Ulcerative colitis is a chronic inflammatory disease of the large intestine, explains the Crohn's and Colitis Association of America. Crohn's disease is a similar condition that causes inflammation in any part of the digestive tract. The two diseases cause similar symptoms, including diarrhea, rectal bleeding and abdominal cramps.
Crohn's disease and ulcerative colitis share many features; both are related to abnormal responses of the immune system, explains the Crohn's and Colitis Association of America. In people with inflammatory bowel disease, the immune system mistakes benign cells in the digestive tract for bacterial or harmful cells and attacks them, causing the symptoms associated with these diseases. For many Crohn's and ulcerative colitis patients, these symptoms include an urgent need to move the bowels, the sensation of incomplete evacuation and constipation. Some patients also experience fatigue, loss of appetite, night sweats and fever.
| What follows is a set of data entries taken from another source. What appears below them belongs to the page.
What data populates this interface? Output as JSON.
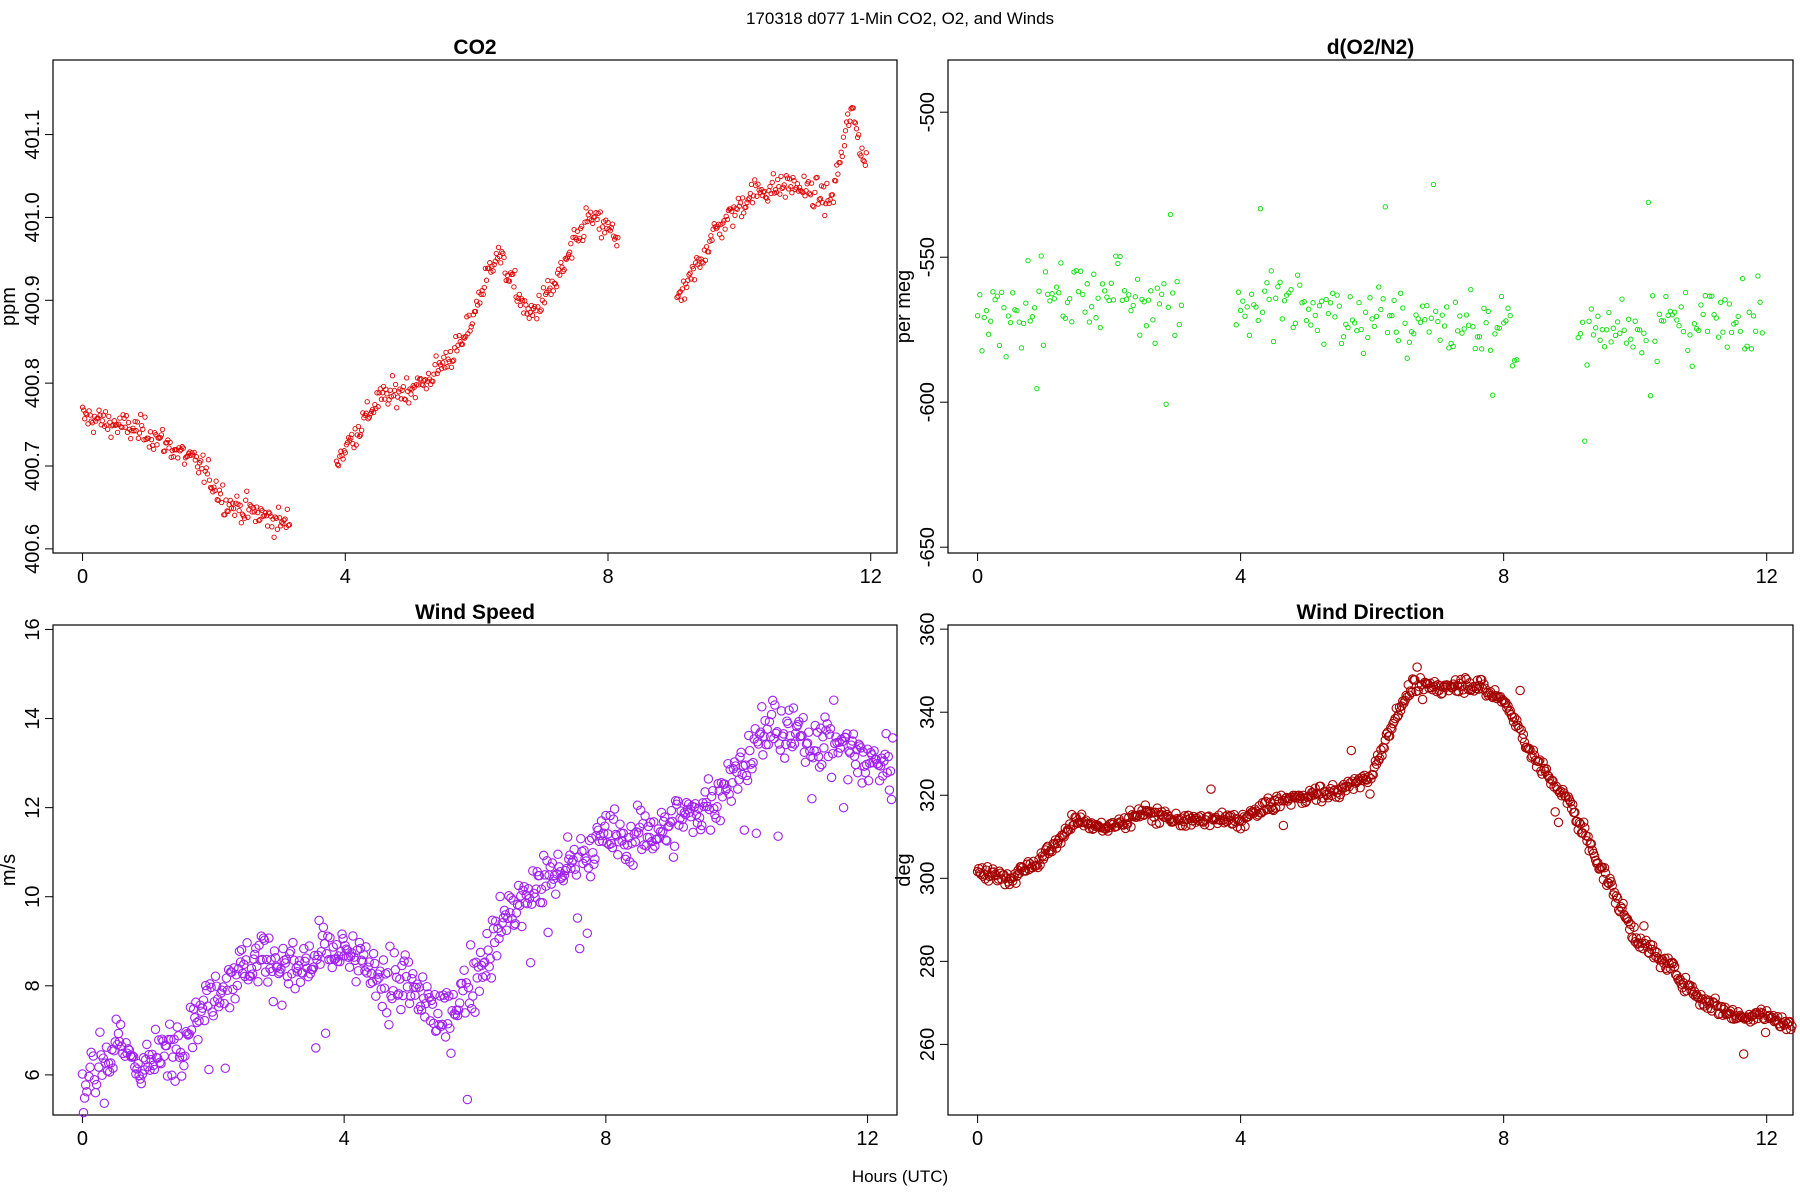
{
  "figure": {
    "title": "170318   d077   1-Min CO2, O2, and Winds",
    "xlabel": "Hours (UTC)"
  },
  "chart_data": [
    {
      "id": "co2",
      "type": "scatter",
      "title": "CO2",
      "ylabel": "ppm",
      "color": "#e00000",
      "marker_radius": 2.2,
      "xlim": [
        -0.45,
        12.4
      ],
      "ylim": [
        400.595,
        401.19
      ],
      "xticks": [
        "0",
        "4",
        "8",
        "12"
      ],
      "xtick_values": [
        0,
        4,
        8,
        12
      ],
      "yticks": [
        "400.6",
        "400.7",
        "400.8",
        "400.9",
        "401.0",
        "401.1"
      ],
      "ytick_values": [
        400.6,
        400.7,
        400.8,
        400.9,
        401.0,
        401.1
      ],
      "trend": [
        [
          0.0,
          400.76
        ],
        [
          1.0,
          400.74
        ],
        [
          1.8,
          400.7
        ],
        [
          2.2,
          400.655
        ],
        [
          3.1,
          400.63
        ],
        [
          3.9,
          400.71
        ],
        [
          4.5,
          400.78
        ],
        [
          5.2,
          400.8
        ],
        [
          5.8,
          400.85
        ],
        [
          6.3,
          400.96
        ],
        [
          6.8,
          400.88
        ],
        [
          7.2,
          400.92
        ],
        [
          7.7,
          401.0
        ],
        [
          8.1,
          400.98
        ],
        [
          9.1,
          400.9
        ],
        [
          9.6,
          400.98
        ],
        [
          10.2,
          401.03
        ],
        [
          10.8,
          401.04
        ],
        [
          11.4,
          401.02
        ],
        [
          11.7,
          401.13
        ],
        [
          11.9,
          401.07
        ]
      ],
      "x_range": [
        0.0,
        11.95
      ],
      "gaps": [
        [
          3.15,
          3.85
        ],
        [
          8.15,
          9.05
        ]
      ],
      "noise": 0.014,
      "step_min": 1
    },
    {
      "id": "o2",
      "type": "scatter",
      "title": "d(O2/N2)",
      "ylabel": "per meg",
      "color": "#00dd00",
      "marker_radius": 2.2,
      "xlim": [
        -0.45,
        12.4
      ],
      "ylim": [
        -652,
        -482
      ],
      "xticks": [
        "0",
        "4",
        "8",
        "12"
      ],
      "xtick_values": [
        0,
        4,
        8,
        12
      ],
      "yticks": [
        "-650",
        "-600",
        "-550",
        "-500"
      ],
      "ytick_values": [
        -650,
        -600,
        -550,
        -500
      ],
      "trend": [
        [
          0.0,
          -570
        ],
        [
          1.5,
          -562
        ],
        [
          3.0,
          -563
        ],
        [
          4.0,
          -566
        ],
        [
          6.0,
          -570
        ],
        [
          8.1,
          -575
        ],
        [
          9.2,
          -575
        ],
        [
          10.5,
          -572
        ],
        [
          11.9,
          -576
        ]
      ],
      "x_range": [
        0.0,
        11.95
      ],
      "gaps": [
        [
          3.1,
          3.9
        ],
        [
          8.2,
          9.1
        ]
      ],
      "noise": 11,
      "step_min": 2
    },
    {
      "id": "ws",
      "type": "scatter",
      "title": "Wind Speed",
      "ylabel": "m/s",
      "color": "#a020f0",
      "marker_radius": 4.2,
      "xlim": [
        -0.45,
        12.45
      ],
      "ylim": [
        5.1,
        16.1
      ],
      "xticks": [
        "0",
        "4",
        "8",
        "12"
      ],
      "xtick_values": [
        0,
        4,
        8,
        12
      ],
      "yticks": [
        "6",
        "8",
        "10",
        "12",
        "14",
        "16"
      ],
      "ytick_values": [
        6,
        8,
        10,
        12,
        14,
        16
      ],
      "trend": [
        [
          0.0,
          5.8
        ],
        [
          0.5,
          6.6
        ],
        [
          1.0,
          6.2
        ],
        [
          1.5,
          6.8
        ],
        [
          2.0,
          7.9
        ],
        [
          2.7,
          8.7
        ],
        [
          3.2,
          8.3
        ],
        [
          3.8,
          8.8
        ],
        [
          4.5,
          8.3
        ],
        [
          5.0,
          8.0
        ],
        [
          5.5,
          7.2
        ],
        [
          6.0,
          8.2
        ],
        [
          6.5,
          9.6
        ],
        [
          7.0,
          10.3
        ],
        [
          7.5,
          10.8
        ],
        [
          8.0,
          11.3
        ],
        [
          8.5,
          11.4
        ],
        [
          9.0,
          11.6
        ],
        [
          9.5,
          12.0
        ],
        [
          10.0,
          12.8
        ],
        [
          10.5,
          13.8
        ],
        [
          11.0,
          13.5
        ],
        [
          11.5,
          13.6
        ],
        [
          12.0,
          13.0
        ],
        [
          12.4,
          13.1
        ]
      ],
      "x_range": [
        0.0,
        12.4
      ],
      "gaps": [],
      "noise": 0.55,
      "step_min": 1
    },
    {
      "id": "wd",
      "type": "scatter",
      "title": "Wind Direction",
      "ylabel": "deg",
      "color": "#a50000",
      "marker_radius": 4.2,
      "xlim": [
        -0.45,
        12.4
      ],
      "ylim": [
        243,
        361
      ],
      "xticks": [
        "0",
        "4",
        "8",
        "12"
      ],
      "xtick_values": [
        0,
        4,
        8,
        12
      ],
      "yticks": [
        "260",
        "280",
        "300",
        "320",
        "340",
        "360"
      ],
      "ytick_values": [
        260,
        280,
        300,
        320,
        340,
        360
      ],
      "trend": [
        [
          0.0,
          302
        ],
        [
          0.5,
          300
        ],
        [
          1.0,
          305
        ],
        [
          1.5,
          314
        ],
        [
          2.0,
          312
        ],
        [
          2.5,
          316
        ],
        [
          3.0,
          314
        ],
        [
          4.0,
          314
        ],
        [
          4.5,
          318
        ],
        [
          5.0,
          320
        ],
        [
          5.5,
          321
        ],
        [
          6.0,
          325
        ],
        [
          6.3,
          337
        ],
        [
          6.6,
          346
        ],
        [
          7.0,
          346
        ],
        [
          7.5,
          347
        ],
        [
          8.0,
          343
        ],
        [
          8.5,
          328
        ],
        [
          9.0,
          318
        ],
        [
          9.5,
          302
        ],
        [
          10.0,
          286
        ],
        [
          10.5,
          279
        ],
        [
          11.0,
          271
        ],
        [
          11.5,
          267
        ],
        [
          12.0,
          267
        ],
        [
          12.4,
          264
        ]
      ],
      "x_range": [
        0.0,
        12.4
      ],
      "gaps": [],
      "noise": 1.6,
      "step_min": 1
    }
  ]
}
Crohn's disease and ulcerative colitis run in families, according to the Crohn's and Colitis Association of America. Approximately 1.4 million Americans have these conditions, and Caucasians are more likely to suffer from them than members of other ethnic groups. Ulcerative colitis and Crohn's disease may be treated with corticosteroids, immunosuppressant drugs or antibiotics, according to WebMD. Patients may also find relief from anti-diarrhea medications. Fluid replacement should be used to counteract dehydration.